His examination of British public
charities for the poor—debtor’s prisons
and work houses—houses of horror well documented by Charles Dickens, convinced him that government run charity was inherently miserly, cruel, and punitive. He believed that only Christian charity and private
relief efforts could effectively and
justly service the poor, so he publicly campaigned to end what few public charities there were in Boston.

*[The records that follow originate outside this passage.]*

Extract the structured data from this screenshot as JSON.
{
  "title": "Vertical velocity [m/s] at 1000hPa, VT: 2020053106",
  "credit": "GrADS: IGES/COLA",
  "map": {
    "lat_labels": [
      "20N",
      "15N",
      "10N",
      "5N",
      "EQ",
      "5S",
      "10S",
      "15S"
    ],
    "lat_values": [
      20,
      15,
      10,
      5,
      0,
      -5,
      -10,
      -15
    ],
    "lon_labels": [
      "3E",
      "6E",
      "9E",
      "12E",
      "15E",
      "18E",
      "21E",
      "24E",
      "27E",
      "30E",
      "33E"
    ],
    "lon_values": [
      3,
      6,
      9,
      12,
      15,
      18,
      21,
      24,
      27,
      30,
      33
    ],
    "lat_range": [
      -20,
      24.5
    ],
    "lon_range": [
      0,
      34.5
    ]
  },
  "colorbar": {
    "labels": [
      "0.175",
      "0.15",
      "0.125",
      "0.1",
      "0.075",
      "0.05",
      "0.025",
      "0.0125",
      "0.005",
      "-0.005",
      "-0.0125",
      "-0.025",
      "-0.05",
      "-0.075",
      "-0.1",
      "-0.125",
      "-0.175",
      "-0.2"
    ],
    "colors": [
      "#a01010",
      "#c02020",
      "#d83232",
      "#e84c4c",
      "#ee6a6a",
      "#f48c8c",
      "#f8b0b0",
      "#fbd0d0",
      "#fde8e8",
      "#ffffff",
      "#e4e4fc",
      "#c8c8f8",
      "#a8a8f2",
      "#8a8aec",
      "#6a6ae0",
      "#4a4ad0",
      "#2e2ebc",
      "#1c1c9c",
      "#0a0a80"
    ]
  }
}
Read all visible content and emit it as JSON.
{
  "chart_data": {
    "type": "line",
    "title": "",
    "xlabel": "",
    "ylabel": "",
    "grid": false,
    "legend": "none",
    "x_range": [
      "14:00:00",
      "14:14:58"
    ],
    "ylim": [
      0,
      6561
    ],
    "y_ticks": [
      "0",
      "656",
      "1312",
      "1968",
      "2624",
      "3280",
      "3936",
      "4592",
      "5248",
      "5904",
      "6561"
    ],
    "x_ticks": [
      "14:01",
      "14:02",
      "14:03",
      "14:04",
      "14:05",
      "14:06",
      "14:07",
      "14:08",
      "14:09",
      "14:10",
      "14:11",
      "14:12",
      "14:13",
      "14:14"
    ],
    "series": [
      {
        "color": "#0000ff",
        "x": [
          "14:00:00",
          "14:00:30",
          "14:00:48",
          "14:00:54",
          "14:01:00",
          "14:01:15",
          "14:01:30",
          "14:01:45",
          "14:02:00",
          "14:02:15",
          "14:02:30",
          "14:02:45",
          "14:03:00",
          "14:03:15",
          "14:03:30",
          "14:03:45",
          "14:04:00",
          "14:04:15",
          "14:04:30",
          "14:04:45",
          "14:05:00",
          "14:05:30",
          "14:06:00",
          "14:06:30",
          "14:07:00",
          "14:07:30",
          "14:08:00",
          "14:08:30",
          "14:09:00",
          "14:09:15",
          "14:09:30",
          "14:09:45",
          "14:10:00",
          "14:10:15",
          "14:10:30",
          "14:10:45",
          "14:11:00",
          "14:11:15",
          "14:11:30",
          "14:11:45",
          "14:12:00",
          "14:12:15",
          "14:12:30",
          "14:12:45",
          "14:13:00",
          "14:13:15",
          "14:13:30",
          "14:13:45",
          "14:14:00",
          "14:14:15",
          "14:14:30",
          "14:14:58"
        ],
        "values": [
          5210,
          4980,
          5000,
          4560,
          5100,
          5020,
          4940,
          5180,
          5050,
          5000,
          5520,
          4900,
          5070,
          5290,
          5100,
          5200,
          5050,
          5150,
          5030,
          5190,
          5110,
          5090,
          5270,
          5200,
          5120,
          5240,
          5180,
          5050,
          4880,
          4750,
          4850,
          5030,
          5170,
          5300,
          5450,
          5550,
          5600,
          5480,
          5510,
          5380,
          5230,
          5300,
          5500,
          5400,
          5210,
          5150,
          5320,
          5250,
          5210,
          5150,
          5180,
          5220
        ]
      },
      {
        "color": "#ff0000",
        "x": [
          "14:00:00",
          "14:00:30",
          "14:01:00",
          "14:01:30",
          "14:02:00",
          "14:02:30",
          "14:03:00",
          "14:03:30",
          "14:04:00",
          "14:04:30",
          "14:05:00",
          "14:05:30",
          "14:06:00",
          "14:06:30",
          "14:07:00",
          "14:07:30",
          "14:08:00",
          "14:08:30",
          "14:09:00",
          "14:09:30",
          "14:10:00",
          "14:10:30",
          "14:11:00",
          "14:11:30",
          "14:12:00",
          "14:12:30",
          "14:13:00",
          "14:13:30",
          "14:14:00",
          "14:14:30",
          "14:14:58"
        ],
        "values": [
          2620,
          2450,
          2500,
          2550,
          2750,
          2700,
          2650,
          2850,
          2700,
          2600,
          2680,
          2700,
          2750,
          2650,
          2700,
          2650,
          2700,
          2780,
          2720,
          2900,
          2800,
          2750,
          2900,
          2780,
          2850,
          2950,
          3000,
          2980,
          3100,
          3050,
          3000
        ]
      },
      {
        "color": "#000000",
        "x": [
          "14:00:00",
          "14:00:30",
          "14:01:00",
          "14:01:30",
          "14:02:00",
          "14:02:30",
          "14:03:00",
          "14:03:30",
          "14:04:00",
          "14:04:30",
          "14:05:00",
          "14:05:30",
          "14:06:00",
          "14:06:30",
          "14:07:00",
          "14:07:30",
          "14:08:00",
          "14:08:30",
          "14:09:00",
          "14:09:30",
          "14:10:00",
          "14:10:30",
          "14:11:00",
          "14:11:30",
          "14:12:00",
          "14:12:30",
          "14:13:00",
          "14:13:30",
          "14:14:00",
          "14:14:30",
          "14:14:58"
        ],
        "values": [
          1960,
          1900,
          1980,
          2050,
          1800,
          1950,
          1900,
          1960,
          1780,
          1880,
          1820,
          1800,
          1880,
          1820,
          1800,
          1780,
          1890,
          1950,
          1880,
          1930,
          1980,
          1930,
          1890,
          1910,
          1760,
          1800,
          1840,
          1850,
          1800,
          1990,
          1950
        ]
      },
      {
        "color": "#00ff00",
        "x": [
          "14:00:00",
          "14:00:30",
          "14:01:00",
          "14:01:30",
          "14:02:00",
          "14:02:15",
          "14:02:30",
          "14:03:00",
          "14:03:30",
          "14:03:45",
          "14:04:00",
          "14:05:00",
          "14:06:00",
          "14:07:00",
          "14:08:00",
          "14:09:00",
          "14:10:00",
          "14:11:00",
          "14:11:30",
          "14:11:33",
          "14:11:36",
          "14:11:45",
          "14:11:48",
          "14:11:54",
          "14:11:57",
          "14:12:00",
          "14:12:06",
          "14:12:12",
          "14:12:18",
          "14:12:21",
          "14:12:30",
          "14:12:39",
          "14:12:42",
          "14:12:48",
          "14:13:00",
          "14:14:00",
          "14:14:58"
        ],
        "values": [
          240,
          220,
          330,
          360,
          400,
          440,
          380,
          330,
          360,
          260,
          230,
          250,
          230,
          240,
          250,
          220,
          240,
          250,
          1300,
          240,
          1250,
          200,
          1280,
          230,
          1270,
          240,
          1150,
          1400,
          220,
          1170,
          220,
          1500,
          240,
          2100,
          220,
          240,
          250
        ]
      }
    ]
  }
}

Tuckerman wrote extensively. His reports to the AUA and Ben-Frat boards are detailed treasure troves of information on urban life of the
period. He regularly published articles in the press, mostly
calls for various reforms. In 1838 he
published his great summary of his work,
The
Principles and Results of the Ministry-at-Large in Boston which became
a kind of text book for social workers
of future generations, including
Jane Adams herself.
Tuckerman's grave at Mt. Auburn Cemetery, resting place of the Boston Unitarian elite. |
His health now completely broken,
Tuckerman had to retire from the Ministry-at-Large that year. In 1840 friends convinced him to make a trip to Cuba with one of his daughters for the Cure. The Cure, as it often
was, was more dangerous than the disease.
Havana was a hot bed of tropical
illness including Yellow Fever
and Malaria. Soon after arriving there in relatively good
health, he fell ill and quickly died.
His great and good friend Channing elegized him.